Ich kann euch beruhigen - das Konzept eines Gebetshauses ist tatsächlich biblisch. Wir haben uns auch gar nichts neu ausgedacht, sondern einfach nur das wiederbelebt (und zugegebenermaßen etwas modernisiert), was David schon vor 3000 Jahren angefangen hat.


Bei der Frage, ob etwas “biblisch” ist, geht es um zwei Dinge:

  1. Gibt’s das in der Bibel so? Wurde das schon mal genau so gemacht?

  2. Sind die Werte auf denen es basiert, die Bestandteile sozusagen, biblische Werte?


Gibt’s das in der Bibel so?

Das Gebetshaus ist ein Konzept, das schon genau so mit Gebet und Musik (ok, ohne alles was uns der Strom heutzutage ermöglicht) von David eingeführt wurde und dann bis zu der endgültigen Zerstörung des Tempels auch tagtäglich umgesetzt wurde.

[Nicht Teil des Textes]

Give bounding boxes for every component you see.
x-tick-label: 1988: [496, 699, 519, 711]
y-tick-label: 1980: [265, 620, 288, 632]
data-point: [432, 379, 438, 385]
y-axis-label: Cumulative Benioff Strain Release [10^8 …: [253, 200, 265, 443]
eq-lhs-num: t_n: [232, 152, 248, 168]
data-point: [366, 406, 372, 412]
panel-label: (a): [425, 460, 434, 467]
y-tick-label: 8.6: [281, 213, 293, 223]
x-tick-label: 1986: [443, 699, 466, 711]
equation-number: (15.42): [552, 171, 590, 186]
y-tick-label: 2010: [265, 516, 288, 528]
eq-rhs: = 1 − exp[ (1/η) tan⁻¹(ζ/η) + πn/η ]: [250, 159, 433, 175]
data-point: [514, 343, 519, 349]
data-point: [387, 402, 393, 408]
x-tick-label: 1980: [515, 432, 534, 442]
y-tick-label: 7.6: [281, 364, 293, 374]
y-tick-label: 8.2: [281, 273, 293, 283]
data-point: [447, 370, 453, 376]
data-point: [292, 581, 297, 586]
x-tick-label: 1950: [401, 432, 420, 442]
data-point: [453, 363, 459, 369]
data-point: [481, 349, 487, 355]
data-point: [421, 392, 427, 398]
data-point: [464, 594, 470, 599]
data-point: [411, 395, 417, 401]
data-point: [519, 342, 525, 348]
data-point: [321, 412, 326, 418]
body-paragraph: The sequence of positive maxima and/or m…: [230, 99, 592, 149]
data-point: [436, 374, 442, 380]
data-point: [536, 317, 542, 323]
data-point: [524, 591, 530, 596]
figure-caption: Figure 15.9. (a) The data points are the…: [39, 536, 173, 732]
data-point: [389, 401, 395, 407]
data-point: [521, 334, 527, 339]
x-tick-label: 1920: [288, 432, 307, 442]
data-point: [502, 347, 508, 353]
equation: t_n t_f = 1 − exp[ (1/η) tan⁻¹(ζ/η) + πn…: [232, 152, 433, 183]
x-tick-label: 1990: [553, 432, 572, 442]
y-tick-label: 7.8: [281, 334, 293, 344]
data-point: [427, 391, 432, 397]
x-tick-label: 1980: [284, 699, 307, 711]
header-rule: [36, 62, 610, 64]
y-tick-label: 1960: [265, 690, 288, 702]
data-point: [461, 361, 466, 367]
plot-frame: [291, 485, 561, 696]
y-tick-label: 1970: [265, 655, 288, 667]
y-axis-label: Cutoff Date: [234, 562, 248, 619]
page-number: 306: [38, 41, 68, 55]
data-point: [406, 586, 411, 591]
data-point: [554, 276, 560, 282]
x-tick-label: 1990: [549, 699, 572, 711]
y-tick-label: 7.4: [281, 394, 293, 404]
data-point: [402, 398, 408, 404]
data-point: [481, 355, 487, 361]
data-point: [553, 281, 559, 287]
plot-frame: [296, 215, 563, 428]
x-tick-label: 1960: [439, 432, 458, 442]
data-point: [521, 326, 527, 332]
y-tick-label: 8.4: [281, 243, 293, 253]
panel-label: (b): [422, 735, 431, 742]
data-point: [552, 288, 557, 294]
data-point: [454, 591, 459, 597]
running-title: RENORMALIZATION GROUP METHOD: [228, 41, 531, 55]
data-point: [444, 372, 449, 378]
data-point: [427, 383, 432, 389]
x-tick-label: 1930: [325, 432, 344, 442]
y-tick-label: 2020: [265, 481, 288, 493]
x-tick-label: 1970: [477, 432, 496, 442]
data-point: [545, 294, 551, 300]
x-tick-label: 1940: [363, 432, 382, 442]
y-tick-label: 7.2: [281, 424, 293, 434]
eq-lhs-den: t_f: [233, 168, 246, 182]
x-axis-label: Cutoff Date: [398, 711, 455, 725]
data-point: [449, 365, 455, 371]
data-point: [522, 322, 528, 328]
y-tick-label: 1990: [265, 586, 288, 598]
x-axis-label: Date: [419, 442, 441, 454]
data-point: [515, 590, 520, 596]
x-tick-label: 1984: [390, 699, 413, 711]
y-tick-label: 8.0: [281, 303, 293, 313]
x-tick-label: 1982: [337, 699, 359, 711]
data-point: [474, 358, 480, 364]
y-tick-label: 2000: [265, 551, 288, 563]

Und selbst David hat sich das nicht einfach aus der Nase gezogen, sondern es von Gott selbst gezeigt bekommen (1. Chroniken 28, 12+19).

Und in Jesaja 56,7 sagt Gott selbst mit Blick auf die Zukunft: “...ich werde sie zu meinem heiligen Berg führen. Sie dürfen meinen Tempel betreten und sich an diesem Ort des Gebets von Herzen freuen. Sie dürfen auch auf meinem Altar Brand- und Schlachtopfer darbringen, und ich werde ihre Opfer annehmen. Denn mein Haus soll für alle Völker ein Haus des Gebets sein.”

Gott hat sich seinen Tempel als Haus des Gebets vorgestellt, ihn so eingeführt und hat auch nicht vor, von dieser Idee abzurücken.

(Die Gebetshausbewegung will nicht den Tempel ersetzen, sondern dieses Konzept und die damit verbundenen Werte ausdrücken und im Alltag zugänglich machen.)


Sind die Werte auf denen es basiert, die Bestandteile sozusagen, biblische Werte?

Ein Gebetshaus ist ein Ort, der dafür existiert, dass Christen zusammenkommen können um

  1. Gott anzubeten, am besten rund um die Uhr

  2. Gemeinsam zu beten und für andere in Fürbitte einzutreten

  3. Gott zu begegnen

  4. Gott zu suchen, sei es im Gebet, Lobpreis oder in seinem Wort

Bestimmt ist euch aufgefallen, dass all das biblische Konzepte und Werte sind, zu denen Gott uns sogar aufruft, immer wieder ermutigt und auch selbst den Weg dazu bereitet.



Gott möchte mit uns Gemeinschaft haben, genauso wie ganz am Anfang im Garten Eden. Darauf arbeitet er hin, dafür ist Jesus selbst gestorben.

“Alle sollen nun wissen, dass Gott seinen ewigen Plan durch unseren Herrn Jesus Christus verwirklicht hat. Jetzt können wir zu jeder Zeit furchtlos und voller Zuversicht zu Gott kommen, weil wir an ihn glauben.” (Epheser 3,11-12)

Wenn wir uns im Gebetsraum ganz bewusst Zeit für Gott nehmen, berührt und begeistert das sein Herz; wenn wir ihn suchen, wird er sich gerne von uns finden lassen und unsere Gebete beantworten (Psalm 37,4 und Jeremia 29,13).

Eines Tages wird die ganze Welt überfließen mit der Herrlichkeit Gottes und überall wird Lobpreis aufsteigen - warum sollten wir nicht jetzt schon ein Stück Zukunft in unsere Gegenwart holen?